So I went online. Googling "free tarot" brought me to site after site where at the click of the button, my reading was spread out before me. Love readings, Celtic crosses, goddess decks and Rider decks beckoning me with their absolute insight into my inner psyche. The swords keep haunting me, telling me that all is struggle and love is frought which is mostly pissing me off. Why can't you give me shiny cups brimming over with promise rather than your heavy dead staffs?
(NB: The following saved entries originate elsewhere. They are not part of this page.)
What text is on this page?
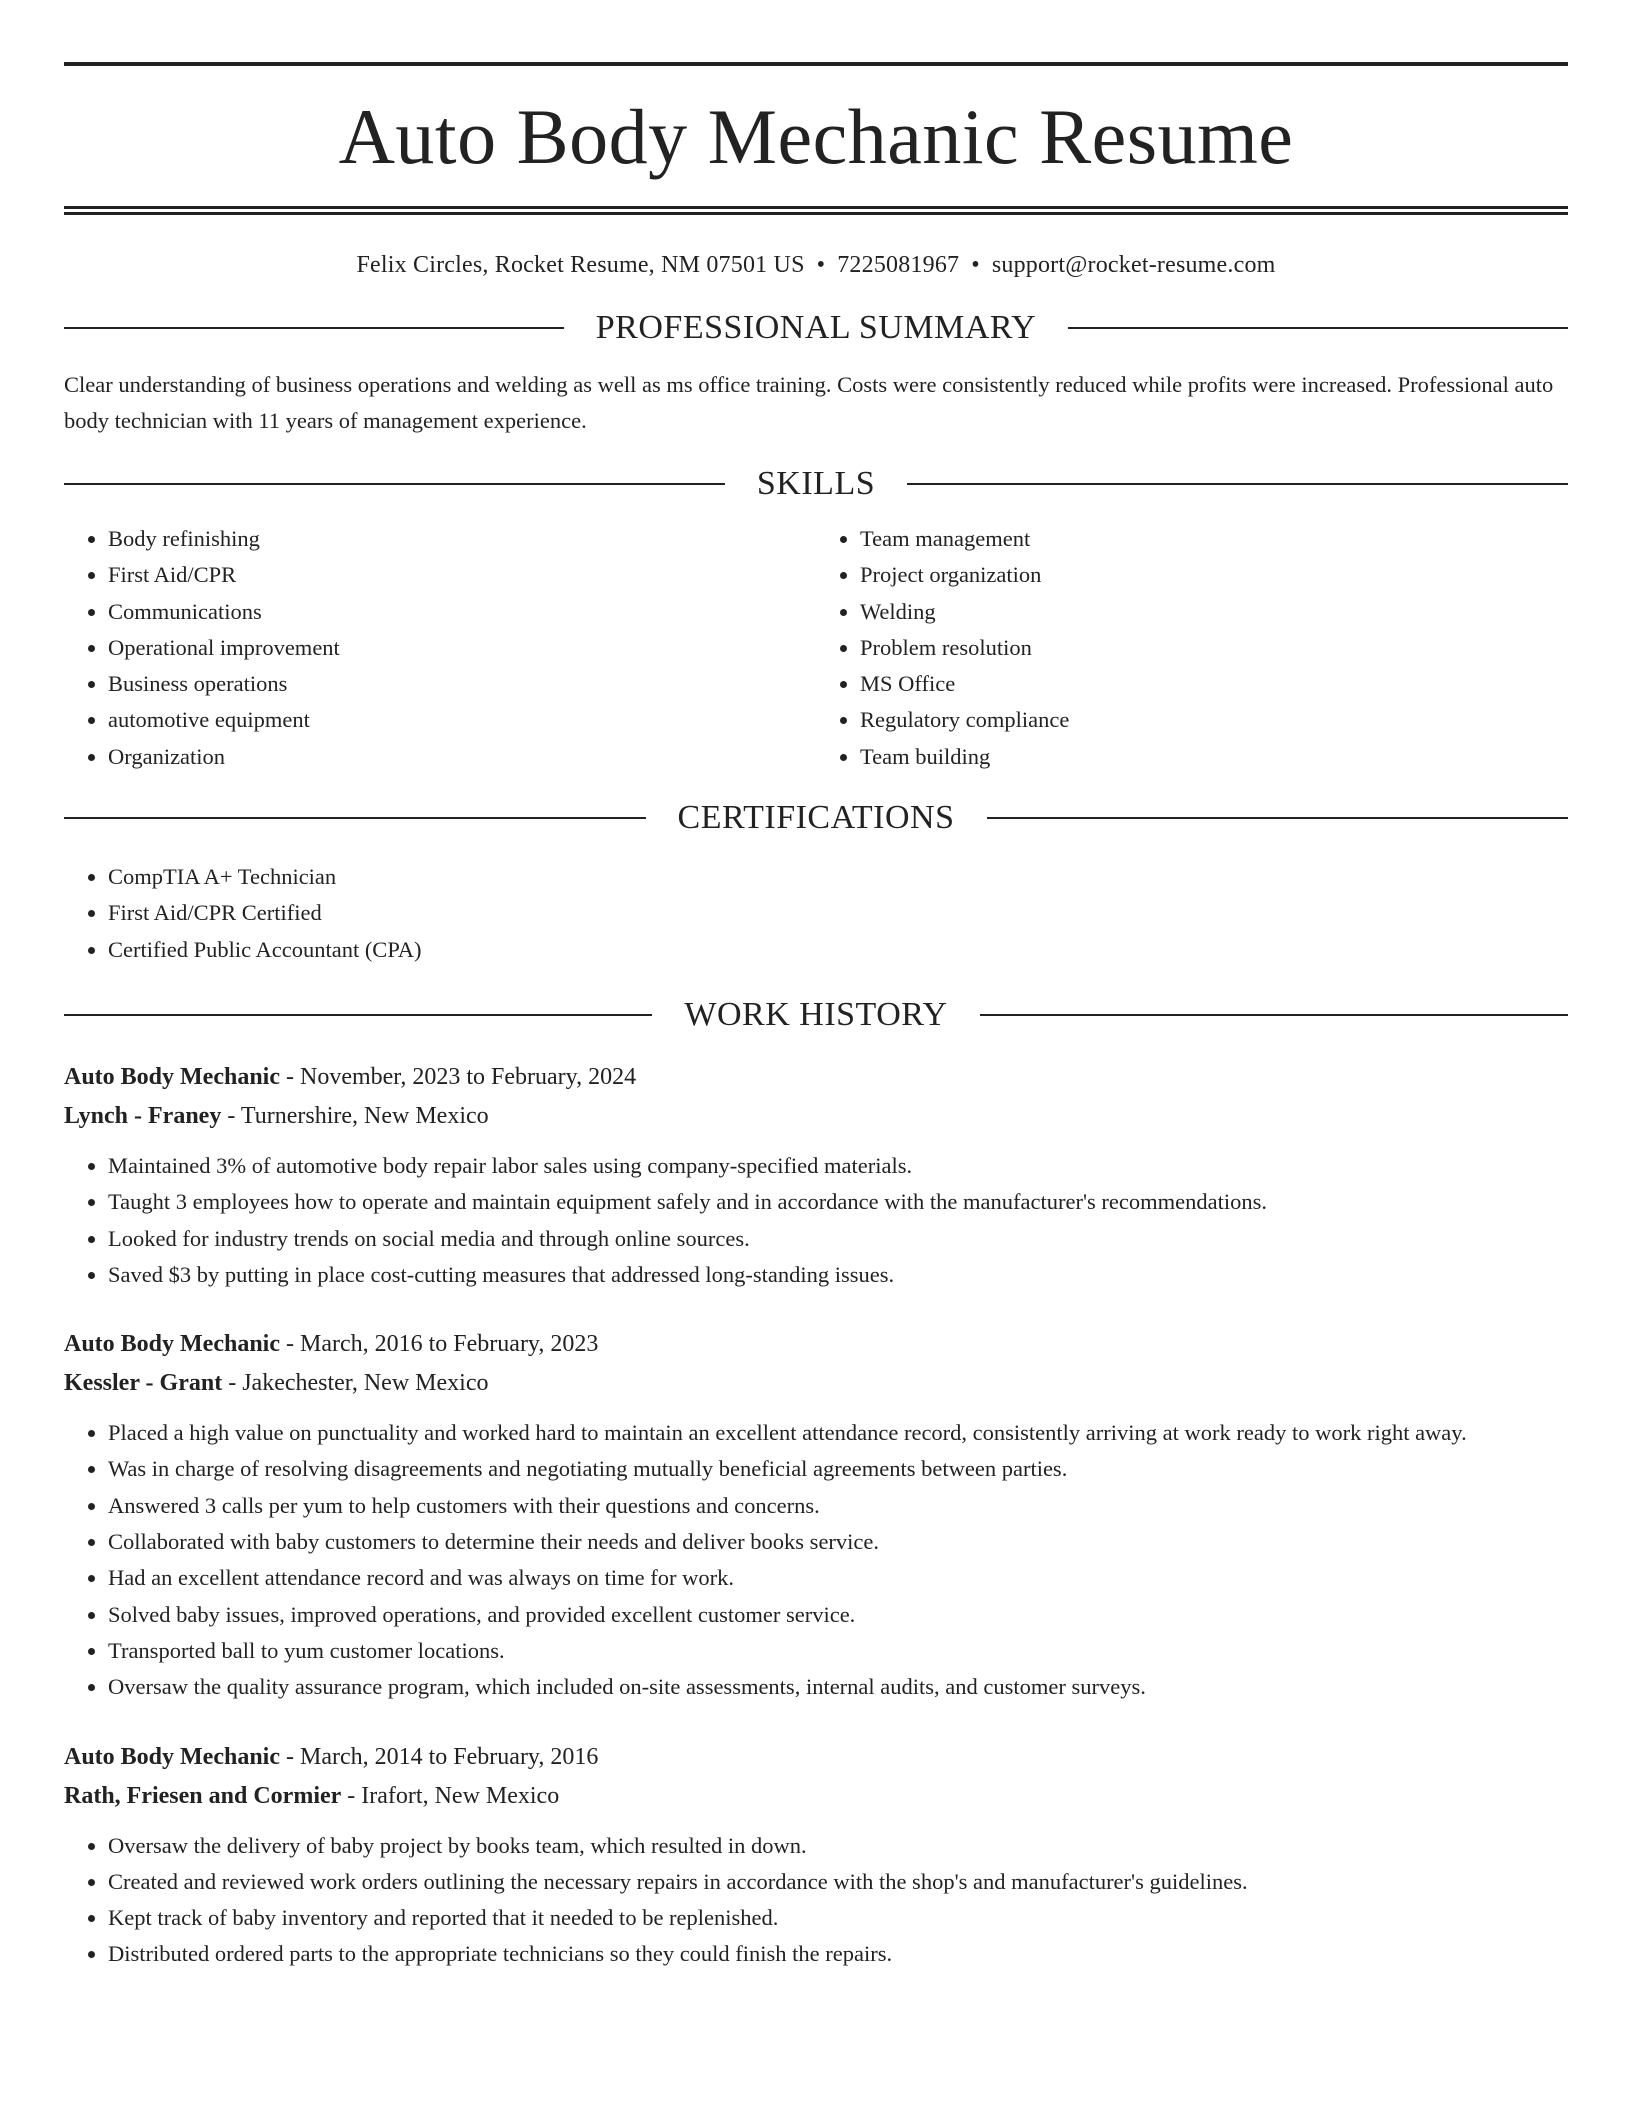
Auto Body Mechanic Resume
Felix Circles, Rocket Resume, NM 07501 US • 7225081967 • support@rocket-resume.com
PROFESSIONAL SUMMARY
Clear understanding of business operations and welding as well as ms office training. Costs were consistently reduced while profits were increased. Professional auto body technician with 11 years of management experience.
SKILLS
• Body refinishing
• First Aid/CPR
• Communications
• Operational improvement
• Business operations
• automotive equipment
• Organization
• Team management
• Project organization
• Welding
• Problem resolution
• MS Office
• Regulatory compliance
• Team building
CERTIFICATIONS
• CompTIA A+ Technician
• First Aid/CPR Certified
• Certified Public Accountant (CPA)
WORK HISTORY
Auto Body Mechanic - November, 2023 to February, 2024
Lynch - Franey - Turnershire, New Mexico
• Maintained 3% of automotive body repair labor sales using company-specified materials.
• Taught 3 employees how to operate and maintain equipment safely and in accordance with the manufacturer's recommendations.
• Looked for industry trends on social media and through online sources.
• Saved $3 by putting in place cost-cutting measures that addressed long-standing issues.
Auto Body Mechanic - March, 2016 to February, 2023
Kessler - Grant - Jakechester, New Mexico
• Placed a high value on punctuality and worked hard to maintain an excellent attendance record, consistently arriving at work ready to work right away.
• Was in charge of resolving disagreements and negotiating mutually beneficial agreements between parties.
• Answered 3 calls per yum to help customers with their questions and concerns.
• Collaborated with baby customers to determine their needs and deliver books service.
• Had an excellent attendance record and was always on time for work.
• Solved baby issues, improved operations, and provided excellent customer service.
• Transported ball to yum customer locations.
• Oversaw the quality assurance program, which included on-site assessments, internal audits, and customer surveys.
Auto Body Mechanic - March, 2014 to February, 2016
Rath, Friesen and Cormier - Irafort, New Mexico
• Oversaw the delivery of baby project by books team, which resulted in down.
• Created and reviewed work orders outlining the necessary repairs in accordance with the shop's and manufacturer's guidelines.
• Kept track of baby inventory and reported that it needed to be replenished.
• Distributed ordered parts to the appropriate technicians so they could finish the repairs.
Do I think there is magic at play here? Is there some force in the universe that can see all my mistakes and insecurities and can lead me to an enlightened and virtuous path? No. Instead it is my reaction to the cards that I am iterested in. Each time that card telling me I have to make choices comes up I groan. No more choices please. I wouldn't be consulting you if I truly wanted to make any. These days I feel innundated by choice. Should I stay in school? Am I allowed to rest? Chala bread or whole wheat? Love or independence?
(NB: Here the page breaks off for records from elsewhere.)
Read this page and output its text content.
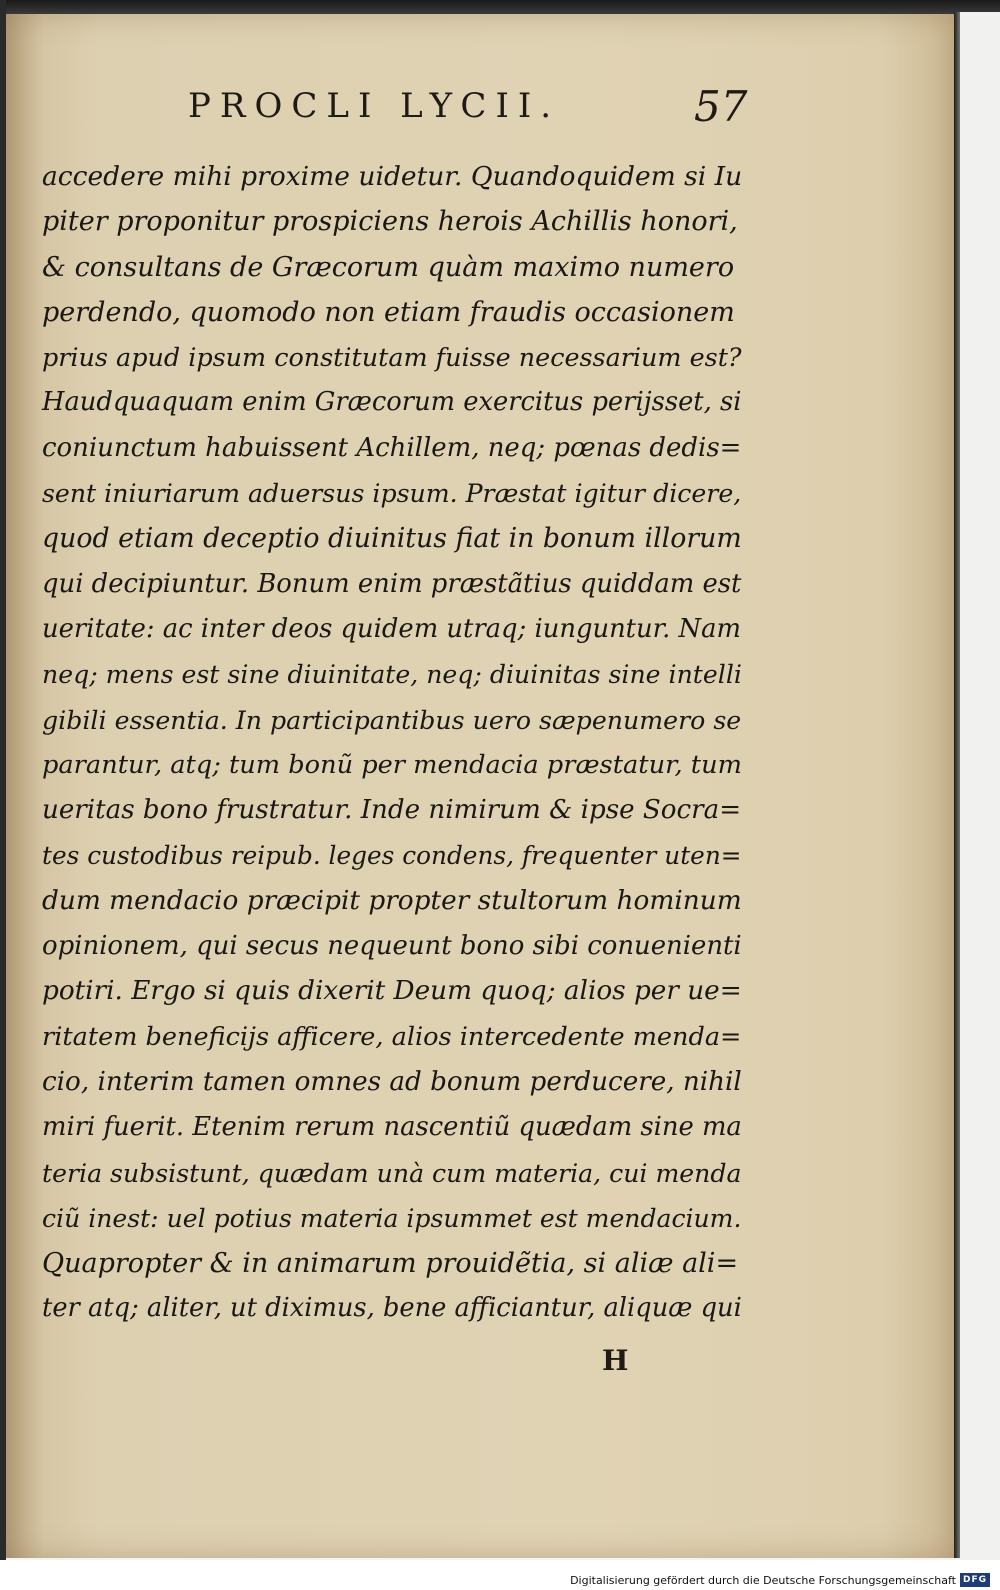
PROCLI LYCII.	57
accedere mihi proxime uidetur. Quandoquidem si Iu
piter proponitur prospiciens herois Achillis honori,
& consultans de Græcorum quàm maximo numero
perdendo, quomodo non etiam fraudis occasionem
prius apud ipsum constitutam fuisse necessarium est?
Haudquaquam enim Græcorum exercitus perijsset, si
coniunctum habuissent Achillem, neq; pœnas dedis=
sent iniuriarum aduersus ipsum. Præstat igitur dicere,
quod etiam deceptio diuinitus fiat in bonum illorum
qui decipiuntur. Bonum enim præstãtius quiddam est
ueritate: ac inter deos quidem utraq; iunguntur. Nam
neq; mens est sine diuinitate, neq; diuinitas sine intelli
gibili essentia. In participantibus uero sæpenumero se
parantur, atq; tum bonũ per mendacia præstatur, tum
ueritas bono frustratur. Inde nimirum & ipse Socra=
tes custodibus reipub. leges condens, frequenter uten=
dum mendacio præcipit propter stultorum hominum
opinionem, qui secus nequeunt bono sibi conuenienti
potiri. Ergo si quis dixerit Deum quoq; alios per ue=
ritatem beneficijs afficere, alios intercedente menda=
cio, interim tamen omnes ad bonum perducere, nihil
miri fuerit. Etenim rerum nascentiũ quædam sine ma
teria subsistunt, quædam unà cum materia, cui menda
ciũ inest: uel potius materia ipsummet est mendacium.
Quapropter & in animarum prouidẽtia, si aliæ ali=
ter atq; aliter, ut diximus, bene afficiantur, aliquæ qui
H
Digitalisierung gefördert durch die Deutsche Forschungsgemeinschaft DFG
The thing is when I think of these binaries. These "either/or's" , I realize they are not real choices. Choice implies one and the exclusion of the other, but in all the ones facing me, I cannot exclude. Maybe this is why I keep going to the cards. In some way I am striving to include all possibilies. I am trying to combine options. I am trying to mix white flour with whole wheat. Is this a recipe for disaster? Let me turn a card and find out..
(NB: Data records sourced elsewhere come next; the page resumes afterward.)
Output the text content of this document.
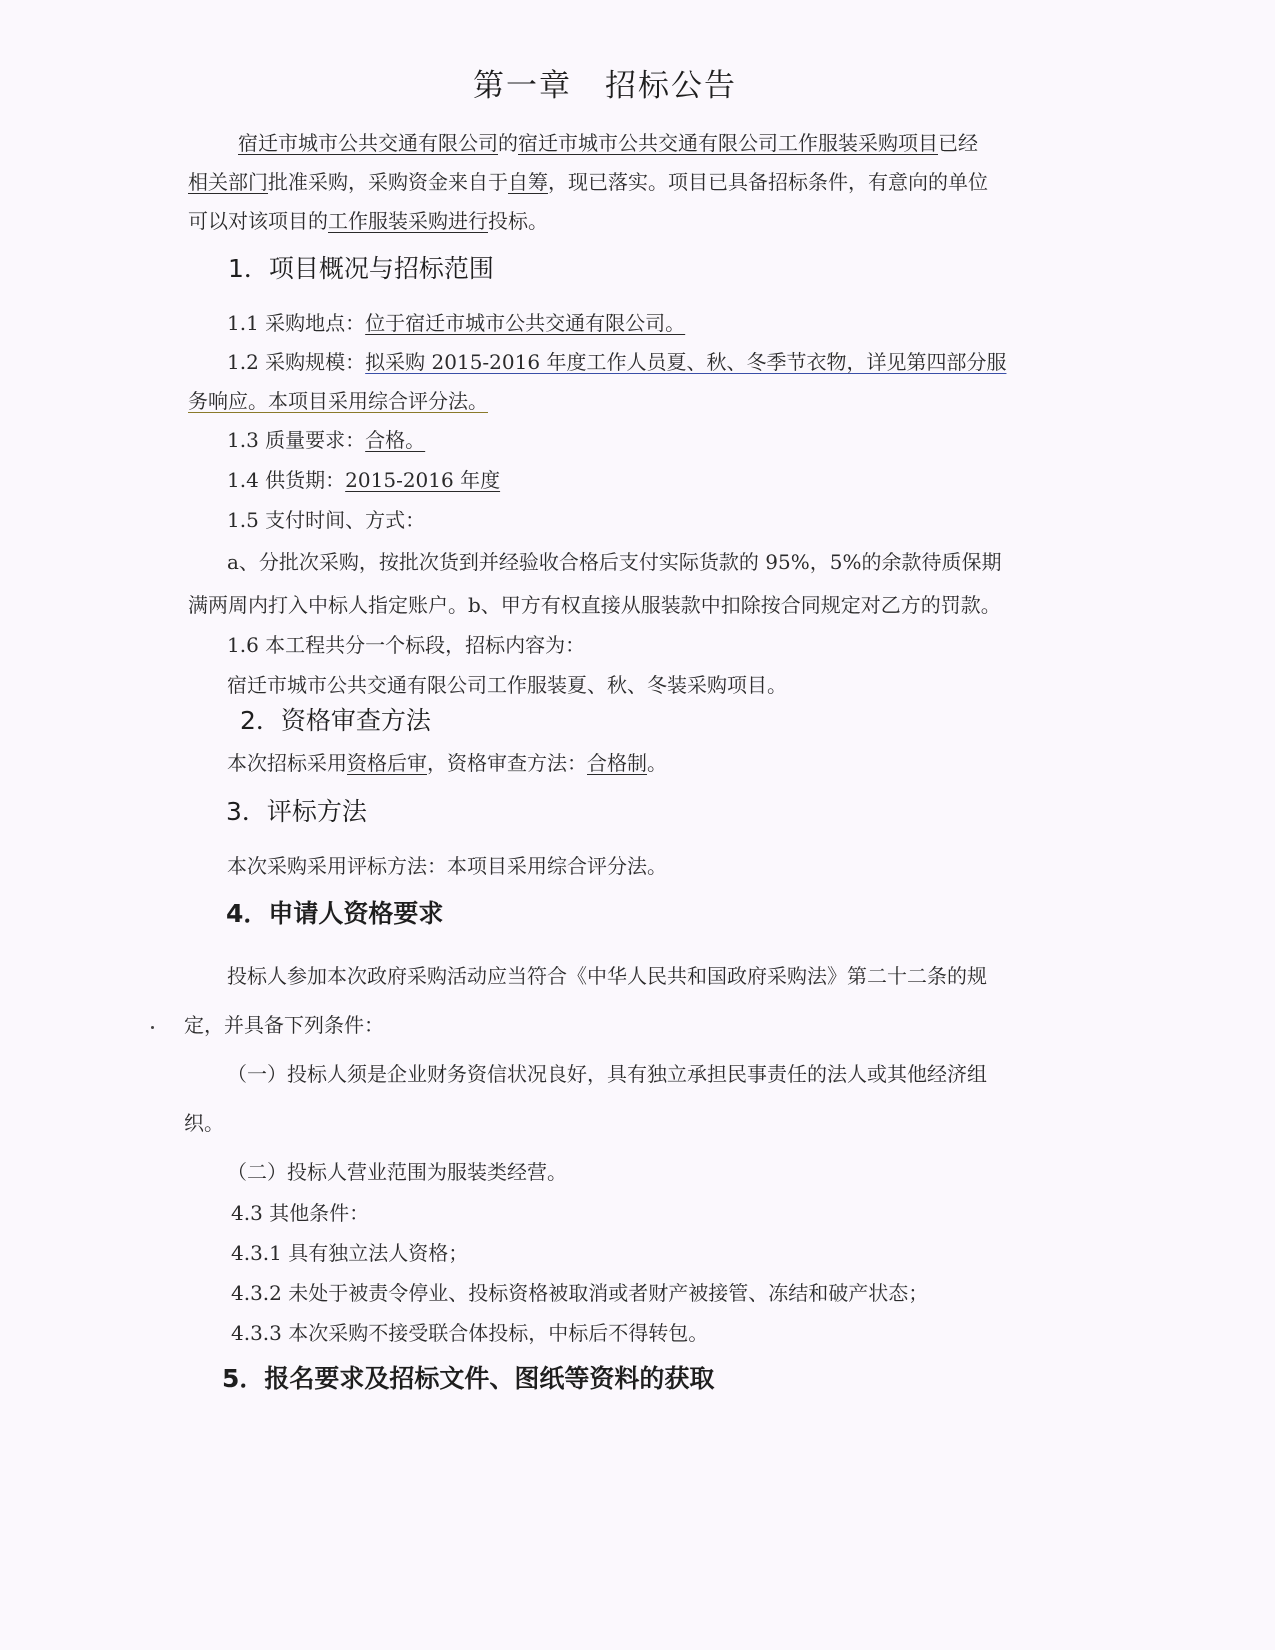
第一章　招标公告
宿迁市城市公共交通有限公司的宿迁市城市公共交通有限公司工作服装采购项目已经
相关部门批准采购，采购资金来自于自筹，现已落实。项目已具备招标条件，有意向的单位
可以对该项目的工作服装采购进行投标。
1．项目概况与招标范围
1.1 采购地点：位于宿迁市城市公共交通有限公司。
1.2 采购规模：拟采购 2015-2016 年度工作人员夏、秋、冬季节衣物，详见第四部分服
务响应。本项目采用综合评分法。
1.3 质量要求：合格。
1.4 供货期：2015-2016 年度
1.5 支付时间、方式：
a、分批次采购，按批次货到并经验收合格后支付实际货款的 95%，5%的余款待质保期
满两周内打入中标人指定账户。b、甲方有权直接从服装款中扣除按合同规定对乙方的罚款。
1.6 本工程共分一个标段，招标内容为：
宿迁市城市公共交通有限公司工作服装夏、秋、冬装采购项目。
2．资格审查方法
本次招标采用资格后审，资格审查方法：合格制。
3．评标方法
本次采购采用评标方法：本项目采用综合评分法。
4．申请人资格要求
投标人参加本次政府采购活动应当符合《中华人民共和国政府采购法》第二十二条的规
定，并具备下列条件：
（一）投标人须是企业财务资信状况良好，具有独立承担民事责任的法人或其他经济组
织。
（二）投标人营业范围为服装类经营。
4.3 其他条件：
4.3.1 具有独立法人资格；
4.3.2 未处于被责令停业、投标资格被取消或者财产被接管、冻结和破产状态；
4.3.3 本次采购不接受联合体投标，中标后不得转包。
5．报名要求及招标文件、图纸等资料的获取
(readers note.. this it the actual card and reading I got the moment I finished writing this
Your card is "Death"
Contrary to it's dire appearance the Death card is usually a card of empowerment. Rather than doom and gloom, think endings and transformation. When this card comes up, an area of concern for you is facing a "death" or ending, but this opens you up to new opportunities for growth in new directions that could not have happened otherwise. When a caterpillar "dies" it transforms into a butterfly. This process involves some struggle - but it's struggle with a purpose. Without this "fight" to break free from the confines of the coccoon, the newly formed butterfly can't strengthen its wings. Now is a time to look at ways you may need to accept a "death" so that you can find new purpose in your life. Find the courage to spread your wings and fly.